Final answer:
The incremental IRR is determined by the rate at which the net present value of the incremental cash flows from Project A over B equals the initial investment difference. If the required rate of return exceeds the crossover rate, Project B should be selected.
Step-by-step explanation:
To calculate the incremental internal rate of return (IRR), we first need to find the incremental cash flows between Projects A and B. We do this by subtracting the cash flows of Project B from Project A. Then we can find the IRR of these incremental cash flows to determine the incremental IRR.

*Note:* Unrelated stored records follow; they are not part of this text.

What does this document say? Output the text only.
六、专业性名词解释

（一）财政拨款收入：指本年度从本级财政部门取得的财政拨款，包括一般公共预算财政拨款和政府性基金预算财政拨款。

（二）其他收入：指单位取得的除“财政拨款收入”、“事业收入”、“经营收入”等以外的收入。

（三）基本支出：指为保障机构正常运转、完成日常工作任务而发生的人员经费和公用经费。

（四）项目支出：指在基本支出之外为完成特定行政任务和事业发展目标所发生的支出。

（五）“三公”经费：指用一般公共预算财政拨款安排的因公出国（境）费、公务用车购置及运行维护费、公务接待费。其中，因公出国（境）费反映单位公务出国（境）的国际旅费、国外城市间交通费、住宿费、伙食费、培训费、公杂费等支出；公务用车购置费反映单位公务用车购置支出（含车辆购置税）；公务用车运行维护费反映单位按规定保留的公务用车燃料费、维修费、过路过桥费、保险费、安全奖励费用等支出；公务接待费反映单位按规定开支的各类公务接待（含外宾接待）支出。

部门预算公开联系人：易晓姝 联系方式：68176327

The incremental cash flows can be calculated as follows:
Initial Incremental Investment: $75,000 - $60,000 = $15,000
Year 1 Incremental Cash Flow: $33,000 - $25,000 = $8,000
Year 2 Incremental Cash Flow: $33,000 - $30,000 = $3,000
Year 3 Incremental Cash Flow: $33,000 - $25,000 = $8,000
The incremental IRR is the rate at which the present value of these incremental cash flows is equal to the incremental investment of $15,000. We would solve for 'r' in the following equation:
$15,000 = $8,000 / (1 + r) + $3,000 / (1 + r)² + $8,000 / (1+r)³
The IRR is found by iteratively trying different 'r' values until the right side of the equation equals $15,000.
If the required rate of return (hurdle rate) is higher than the crossover rate (which is where the NPVs of the two projects are equal), the project with the lower initial cost ('B' in this case) should be chosen, assuming the projects are mutually exclusive.